The Eastern District of California Holds That A Carrier May Have An Affirmative Duty To Attempt to Settle A Claim Against The Insured When It Is Presented With A Reasonable Settlement Opportunity

Travelers Indem. of Conn. v. Arch Specialty Ins. Co., 2013 U.S. Dist. LEXIS 169453 (E.D. Cal. Nov. 26, 2013) [enhanced version available to subscribers]

In Travelers, the district court concluded that the carrier must act in good faith in response to reasonable opportunities to settle, and cannot simply wait for a formal written settlement demand.

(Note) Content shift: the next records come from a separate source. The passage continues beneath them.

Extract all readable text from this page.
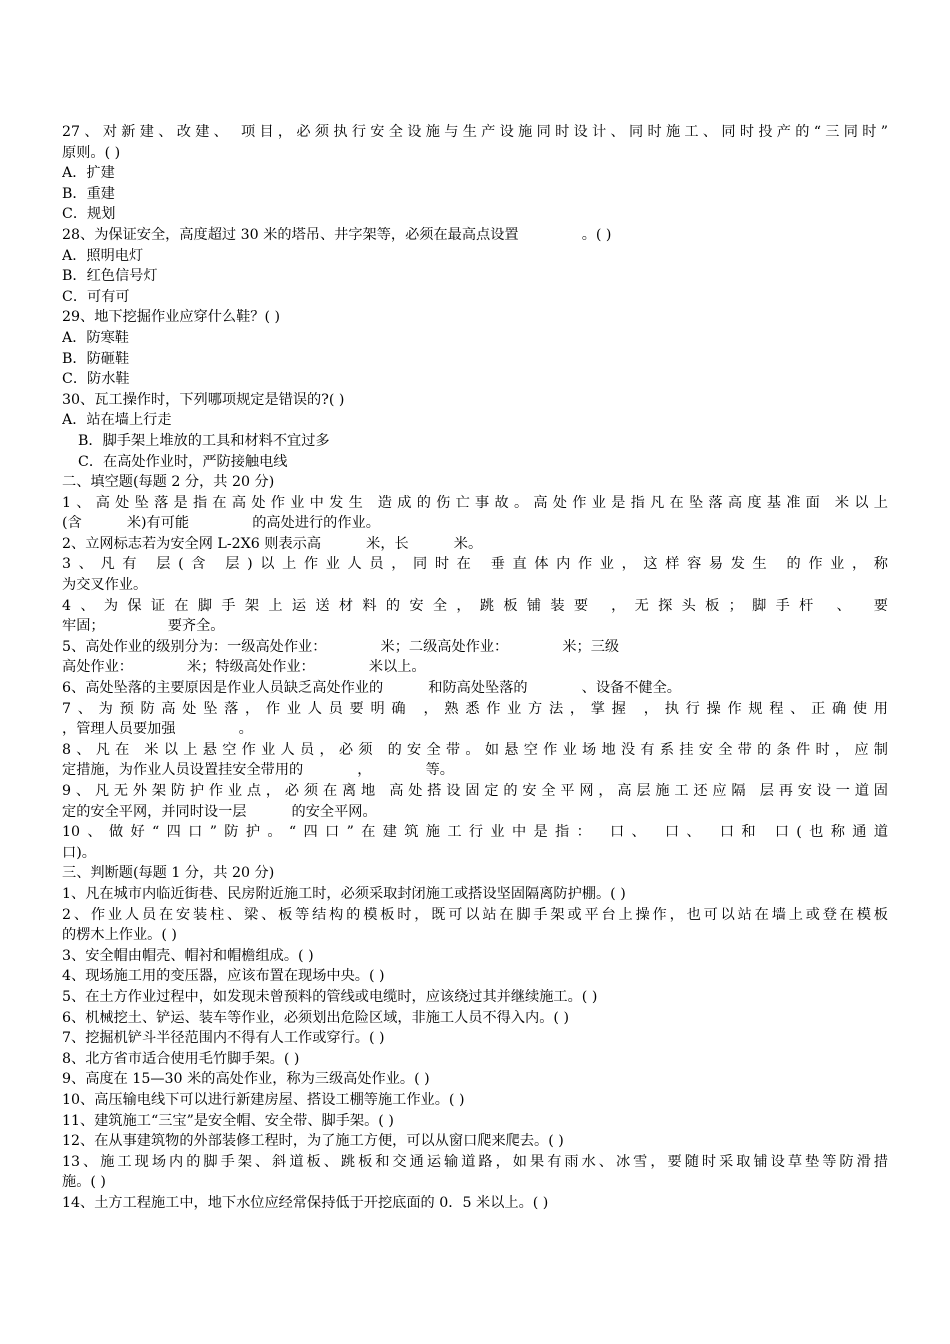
27、对新建、改建、 项目，必须执行安全设施与生产设施同时设计、同时施工、同时投产的“三同时”
原则。( )
A．扩建
B．重建
C．规划
28、为保证安全，高度超过 30 米的塔吊、井字架等，必须在最高点设置              。( )
A．照明电灯
B．红色信号灯
C．可有可
29、地下挖掘作业应穿什么鞋？( )
A．防寒鞋
B．防砸鞋
C．防水鞋
30、瓦工操作时，下列哪项规定是错误的?( )
A．站在墙上行走
B．脚手架上堆放的工具和材料不宜过多
C．在高处作业时，严防接触电线
二、填空题(每题 2 分，共 20 分)
1、高处坠落是指在高处作业中发生 造成的伤亡事故。高处作业是指凡在坠落高度基准面 米以上
(含          米)有可能              的高处进行的作业。
2、立网标志若为安全网 L-2X6 则表示高          米，长          米。
3、凡有 层(含 层)以上作业人员，同时在 垂直体内作业，这样容易发生 的作业，称
为交叉作业。
4、为保证在脚手架上运送材料的安全，跳板铺装要 ，无探头板；脚手杆 、 要
牢固；              要齐全。
5、高处作业的级别分为：一级高处作业：            米；二级高处作业：            米；三级
高处作业：            米；特级高处作业：            米以上。
6、高处坠落的主要原因是作业人员缺乏高处作业的          和防高处坠落的            、设备不健全。
7、为预防高处坠落，作业人员要明确 ，熟悉作业方法，掌握 ，执行操作规程、正确使用
，管理人员要加强              。
8、凡在 米以上悬空作业人员，必须 的安全带。如悬空作业场地没有系挂安全带的条件时，应制
定措施，为作业人员设置挂安全带用的            ，            等。
9、凡无外架防护作业点，必须在离地 高处搭设固定的安全平网，高层施工还应隔 层再安设一道固
定的安全平网，并同时设一层          的安全平网。
10、做好“四口”防护。“四口”在建筑施工行业中是指： 口、 口、 口和 口(也称通道
口)。
三、判断题(每题 1 分，共 20 分)
1、凡在城市内临近街巷、民房附近施工时，必须采取封闭施工或搭设坚固隔离防护棚。( )
2、作业人员在安装柱、梁、板等结构的模板时，既可以站在脚手架或平台上操作，也可以站在墙上或登在模板
的楞木上作业。( )
3、安全帽由帽壳、帽衬和帽檐组成。( )
4、现场施工用的变压器，应该布置在现场中央。( )
5、在土方作业过程中，如发现未曾预料的管线或电缆时，应该绕过其并继续施工。( )
6、机械挖土、铲运、装车等作业，必须划出危险区域，非施工人员不得入内。( )
7、挖掘机铲斗半径范围内不得有人工作或穿行。( )
8、北方省市适合使用毛竹脚手架。( )
9、高度在 15—30 米的高处作业，称为三级高处作业。( )
10、高压输电线下可以进行新建房屋、搭设工棚等施工作业。( )
11、建筑施工“三宝”是安全帽、安全带、脚手架。( )
12、在从事建筑物的外部装修工程时，为了施工方便，可以从窗口爬来爬去。( )
13、施工现场内的脚手架、斜道板、跳板和交通运输道路，如果有雨水、冰雪，要随时采取铺设草垫等防滑措
施。( )
14、土方工程施工中，地下水位应经常保持低于开挖底面的 0．5 米以上。( )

The claimant in Travelers was the daughter of a truck driver who was severely injured when she was run over by her father. She brought a personal injury action against her father and the insured, which was the company that hired him to drive its truck. The insured had a primary policy with a $2 million limit of liability, and an excess policy with a $24 million limit of liability. In June 2006, without knowledge of the excess policy, the claimant offered to settle for $2 million, but that offer was rejected. In August 2008, the claimant filed a mandatory settlement conference statement in which she asserted that the reasonable value of the case was $15 million. The primary carrier did not offer any money at the mandatory settlement conference. After a bench trial in state court, the insured was found to have acted as a common carrier and was held vicariously liable for the claimant’s injuries. The primary carrier then offered $2 million in settlement on behalf of the insured to the claimant for the first time, but the claimant did not respond. After a trial on damages, the jury returned a verdict of $24.3 million. The primary carrier paid $2 million and the excess carrier paid $20.5 million pursuant to a settlement agreement.

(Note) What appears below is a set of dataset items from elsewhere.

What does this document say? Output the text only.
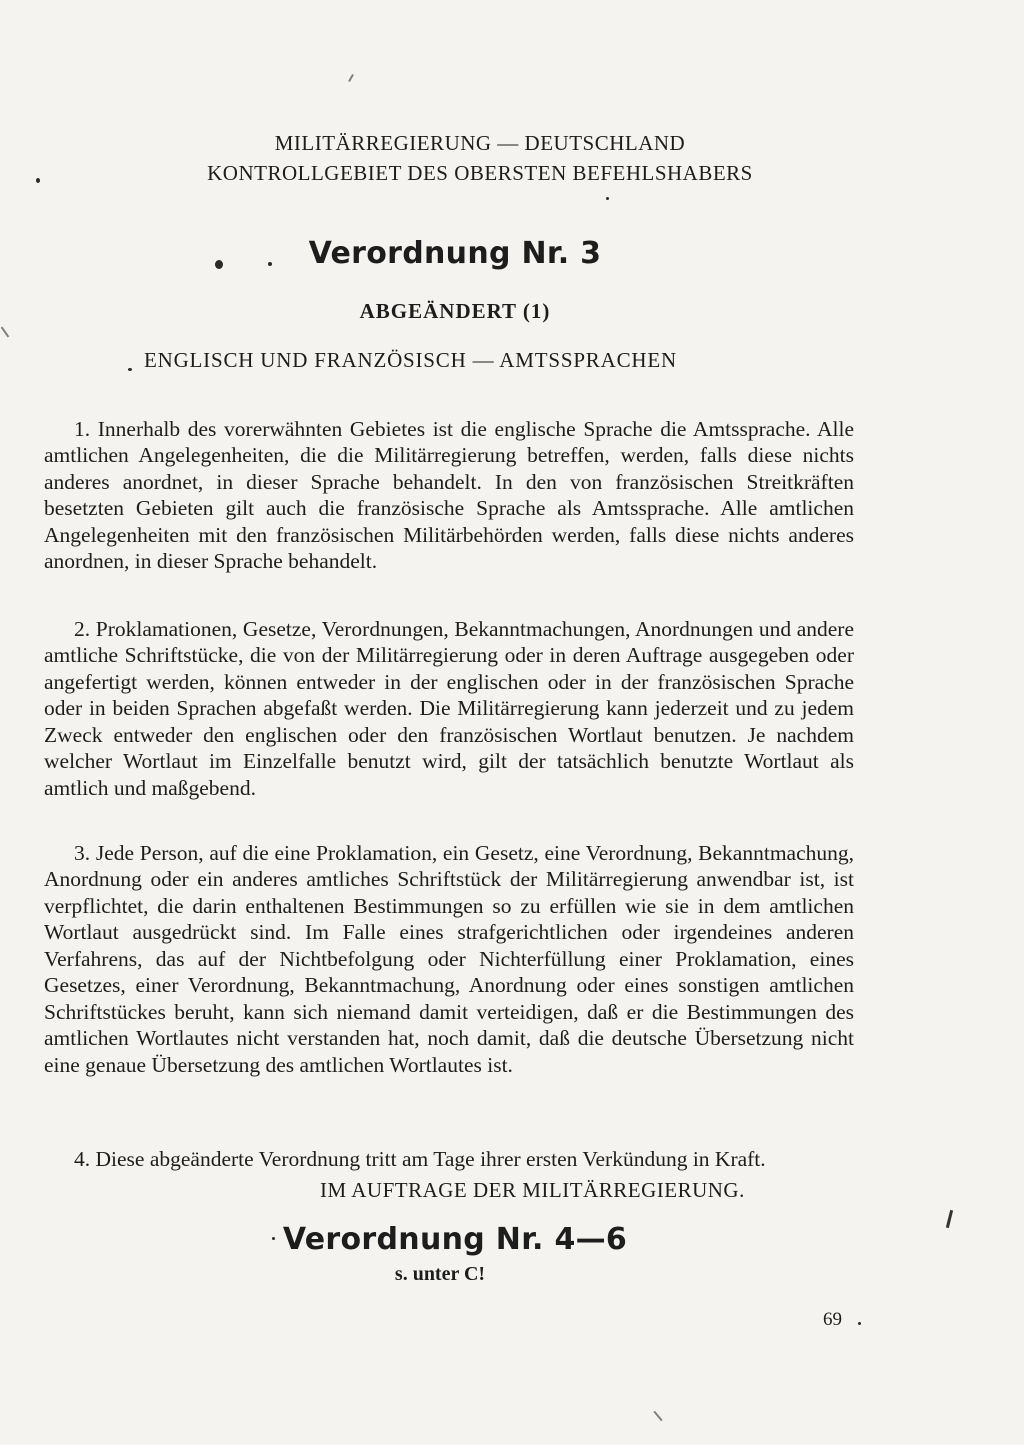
MILITÄRREGIERUNG — DEUTSCHLAND
KONTROLLGEBIET DES OBERSTEN BEFEHLSHABERS
Verordnung Nr. 3
ABGEÄNDERT (1)
ENGLISCH UND FRANZÖSISCH — AMTSSPRACHEN

1. Innerhalb des vorerwähnten Gebietes ist die englische Sprache die Amtssprache. Alle amtlichen Angelegenheiten, die die Militärregierung betreffen, werden, falls diese nichts anderes anordnet, in dieser Sprache behandelt. In den von französischen Streitkräften besetzten Gebieten gilt auch die französische Sprache als Amtssprache. Alle amtlichen Angelegenheiten mit den französischen Militärbehörden werden, falls diese nichts anderes anordnen, in dieser Sprache behandelt.

2. Proklamationen, Gesetze, Verordnungen, Bekanntmachungen, Anordnungen und andere amtliche Schriftstücke, die von der Militärregierung oder in deren Auftrage ausgegeben oder angefertigt werden, können entweder in der englischen oder in der französischen Sprache oder in beiden Sprachen abgefaßt werden. Die Militärregierung kann jederzeit und zu jedem Zweck entweder den englischen oder den französischen Wortlaut benutzen. Je nachdem welcher Wortlaut im Einzelfalle benutzt wird, gilt der tatsächlich benutzte Wortlaut als amtlich und maßgebend.

3. Jede Person, auf die eine Proklamation, ein Gesetz, eine Verordnung, Bekanntmachung, Anordnung oder ein anderes amtliches Schriftstück der Militärregierung anwendbar ist, ist verpflichtet, die darin enthaltenen Bestimmungen so zu erfüllen wie sie in dem amtlichen Wortlaut ausgedrückt sind. Im Falle eines strafgerichtlichen oder irgendeines anderen Verfahrens, das auf der Nichtbefolgung oder Nichterfüllung einer Proklamation, eines Gesetzes, einer Verordnung, Bekanntmachung, Anordnung oder eines sonstigen amtlichen Schriftstückes beruht, kann sich niemand damit verteidigen, daß er die Bestimmungen des amtlichen Wortlautes nicht verstanden hat, noch damit, daß die deutsche Übersetzung nicht eine genaue Übersetzung des amtlichen Wortlautes ist.

4. Diese abgeänderte Verordnung tritt am Tage ihrer ersten Verkündung in Kraft.

IM AUFTRAGE DER MILITÄRREGIERUNG.
Verordnung Nr. 4—6
s. unter C!
69
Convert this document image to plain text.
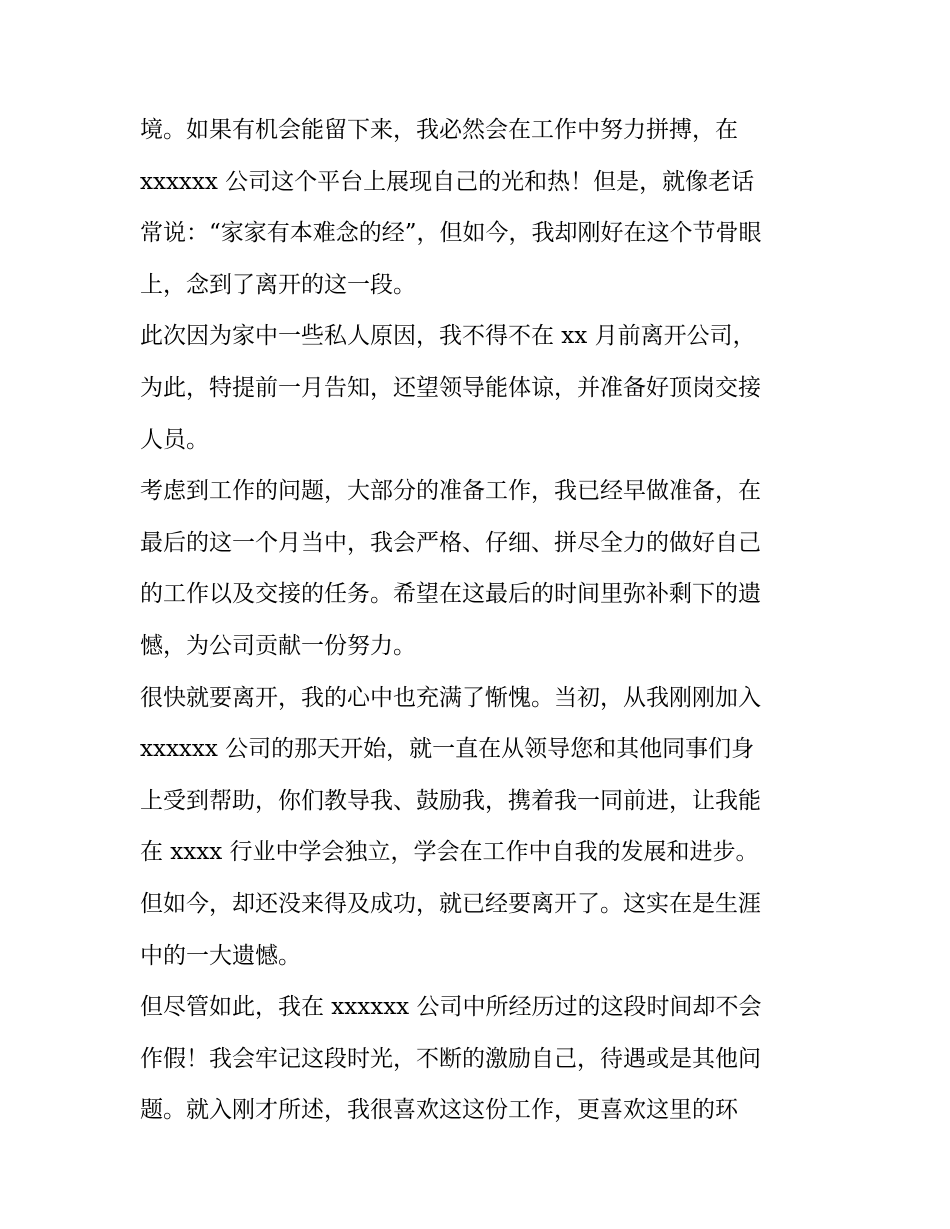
境。如果有机会能留下来，我必然会在工作中努力拼搏，在
xxxxxx 公司这个平台上展现自己的光和热！但是，就像老话
常说：“家家有本难念的经”，但如今，我却刚好在这个节骨眼
上，念到了离开的这一段。
此次因为家中一些私人原因，我不得不在 xx 月前离开公司，
为此，特提前一月告知，还望领导能体谅，并准备好顶岗交接
人员。
考虑到工作的问题，大部分的准备工作，我已经早做准备，在
最后的这一个月当中，我会严格、仔细、拼尽全力的做好自己
的工作以及交接的任务。希望在这最后的时间里弥补剩下的遗
憾，为公司贡献一份努力。
很快就要离开，我的心中也充满了惭愧。当初，从我刚刚加入
xxxxxx 公司的那天开始，就一直在从领导您和其他同事们身
上受到帮助，你们教导我、鼓励我，携着我一同前进，让我能
在 xxxx 行业中学会独立，学会在工作中自我的发展和进步。
但如今，却还没来得及成功，就已经要离开了。这实在是生涯
中的一大遗憾。
但尽管如此，我在 xxxxxx 公司中所经历过的这段时间却不会
作假！我会牢记这段时光，不断的激励自己，待遇或是其他问
题。就入刚才所述，我很喜欢这这份工作，更喜欢这里的环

The primary carrier brought a declaratory judgment action seeking a declaration that it had not breached any duty to settle the action and that it was not obligated to reimburse the excess carrier for the amount the excess carrier contributed to the settlement. The excess carrier filed a bad faith counterclaim. The parties then filed cross-motions for summary judgment.

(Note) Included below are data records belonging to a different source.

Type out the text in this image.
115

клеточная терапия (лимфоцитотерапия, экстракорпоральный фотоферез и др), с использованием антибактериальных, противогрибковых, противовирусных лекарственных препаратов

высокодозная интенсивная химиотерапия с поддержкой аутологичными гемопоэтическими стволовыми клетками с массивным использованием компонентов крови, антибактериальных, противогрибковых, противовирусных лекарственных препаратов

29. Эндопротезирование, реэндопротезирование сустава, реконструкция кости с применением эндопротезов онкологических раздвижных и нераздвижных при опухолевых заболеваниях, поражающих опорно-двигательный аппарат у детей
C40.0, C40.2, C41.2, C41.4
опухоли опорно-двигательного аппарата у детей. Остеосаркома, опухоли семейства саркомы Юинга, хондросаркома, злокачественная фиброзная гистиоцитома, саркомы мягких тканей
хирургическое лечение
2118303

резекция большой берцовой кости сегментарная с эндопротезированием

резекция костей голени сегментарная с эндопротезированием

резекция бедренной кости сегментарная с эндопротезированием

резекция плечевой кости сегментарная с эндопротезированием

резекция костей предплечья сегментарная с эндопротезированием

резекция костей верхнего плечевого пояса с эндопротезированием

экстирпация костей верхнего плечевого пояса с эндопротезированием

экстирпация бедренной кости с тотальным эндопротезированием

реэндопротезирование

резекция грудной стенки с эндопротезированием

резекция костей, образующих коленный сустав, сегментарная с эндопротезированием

The court denied the excess carrier’s motion and granted the portion of the primary carrier’s motion seeking an adjudication that a bad faith claim for failure to settle could not be based solely on the rejection of the claimant’s $2 million demand due to the uncertainty regarding the value of the claim at the time that demand was issued. However, the court denied the remainder of the primary carrier’s motion and held that a failure to settle could be based on the primary carrier’s conduct after the demand was issued even in the absence of a subsequent within-limits demand. The court noted that bad faith liability for failure to settle did not require the rejection of a formal settlement demand and that the proper inquiry on such a claim concerns whether the carrier missed a reasonable opportunity to settle a claim against the insured. The court cited Reid v. Mercury Ins. Co., 220 Cal. App. 4th 262, 272 (2013) [enhanced version available to subscribers] and explained that the Reid court dispelled the notion that an insurer has a general duty to initiate settlement discussions. It then went on to find that the insurer’s duty to settle was broader than merely a duty to accept a settlement demand and determined that there was an issue of fact as to whether the primary carrier missed a reasonable settlement opportunity by, among other things, failing to counter the claimant’s $2 million demand and failing to issue an offer in response to the comment in the claimant’s mandatory settlement conference statement that her claim was worth $15 million.